O centro da argumentação do governo vai no sentido de que sem reforma o país não poderá crescer, novos empregos serem gerados e a renda do trabalhador aumentar. Além disso, que o país irá quebrar pois não poderá financiar suas contas. Cria-se então um estado de emergência fictício para tentar impor a reforma que no fundo visa reservar uma parte maior das verbas da seguridade social para a remuneração do capital financeiro – já fica hoje com 46% do orçamento público – e empurrar mais pessoas para a previdência privada.
Assim, o grande objetivo do governo com a contrarreforma da Previdência é favorecer o capital financeiro em duas frentes: garantir taxas de lucratividade cada vez maiores, mantendo a desoneração das grandes empresas, e transferir paulatinamente todo o montante das contribuições dos trabalhadores para o sistema de previdência privada.
Derrotar a contrarreforma do governo sob suspeita
Assim que se toma conhecimento sobre o teor da PEC 6/2019, resistências começam surgir entre os trabalhadores e na opinião pública em geral, o que começa a influenciar a posição dos parlamentares, governadores e prefeitos. A objeção mais direta no campo institucional veio dos governadores do nordeste que na última terça-feira, 13/03, reuniram-se em São Luis (MR) e se posicionaram quase que unanimemente contra a “reforma”.
Além disso, Deputados Federais e Senadores sabem que a tramitação da PEC não será um passeio, por isso só aceitam fazer o trabalho sujo depois que o governo conceder os cargos do segundo escalão prometidos. Também esperam a proposta de reforma dos militares – muito mais amena do que ao conjunto dos trabalhadores – através de Lei Ordinária para que iniciassem a tramitação da PEC 6/2019.
Mas o que pode de fato impedir a tramitação e a aprovação da PEC é a luta dos trabalhadores e dos oprimidos – particularmente o poderoso movimento de mulheres – que começa a dar provas de resistência. Além disso, depois da prisão dos assassinos de Marielle Franco, Bolsonaro está sob suspeita e não tem a menor condição moral de continuar à frente do governo enquanto esse crime político não for esclarecido.
Precisamos nessa semana jogar todo peso na convocação do primeiro Dia Nacional de Luta em Defesa da Previdência, 22/03, próxima sexta-feira.

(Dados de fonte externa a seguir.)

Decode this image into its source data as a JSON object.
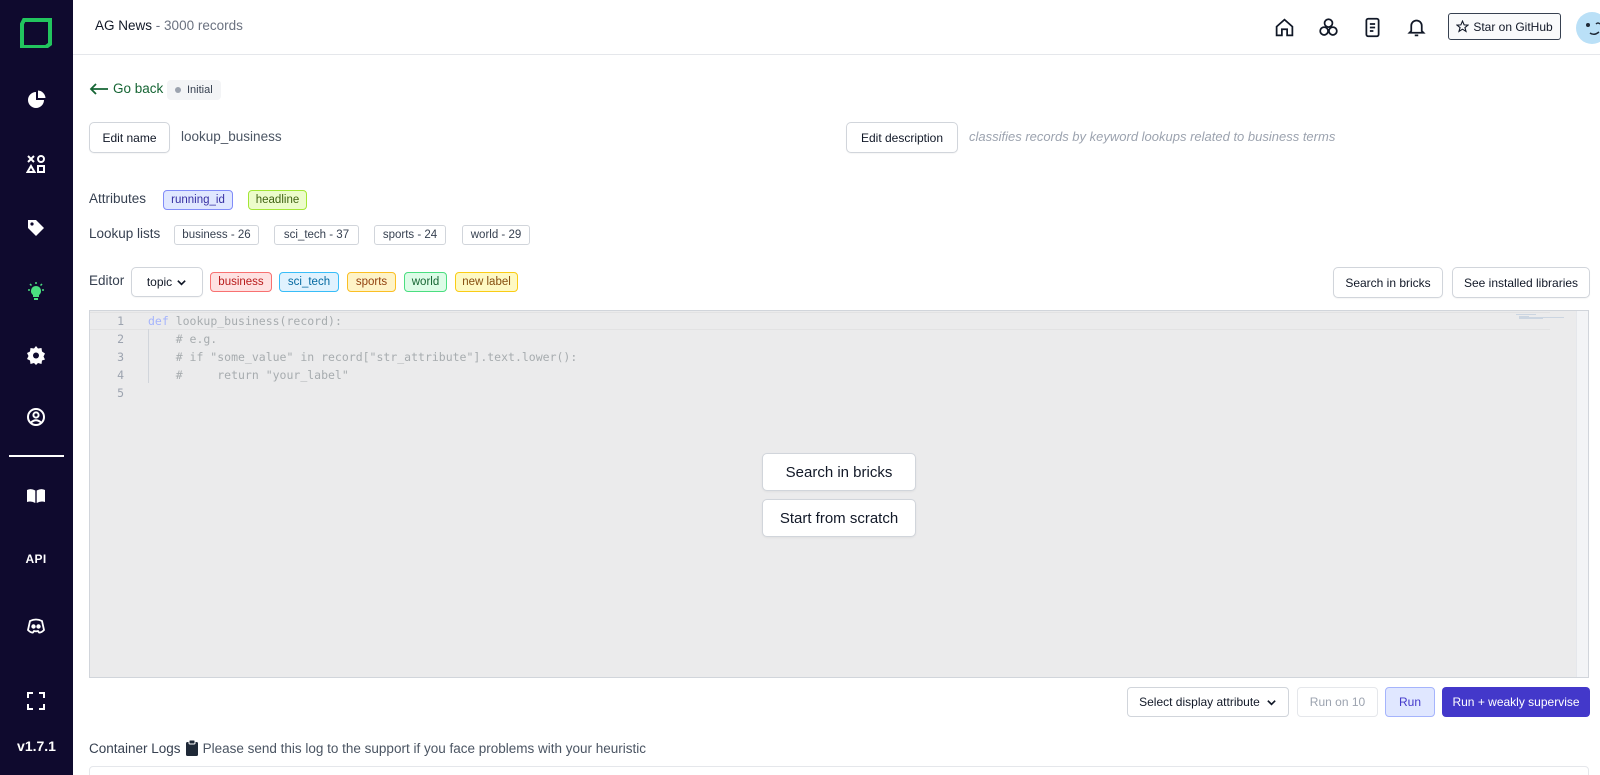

Esse Dia de Luta está sendo convocado em unidade com todas as centrais sindicais, mas, não podemos deixar na mão da burocracia sindical a convocação e organização dessa jornada de lutas.
É importante organizar pela base os trabalhadores dentro das empresas, escolas e locais de moradia, além de construir Comitês Regionais em Defesa da Previdência Pública para que a burocracia sindical não atrapalhe, freie ou sabote o processo de organização de um poderosa e ativa Greve Geral.
A vanguarda lutadora e independente da burocracia terá um papel decisivo na organização desse Dia de Luta. É preciso assim realizar a mais ampla discussão, convocação e organização dessa data de mobilização entre os trabalhadores, as mulheres e a juventude, organizando panfletagens nos principais locais de trabalho, paralisações onde for possível e caravanas para garantir presença massiva nos atos em todo país.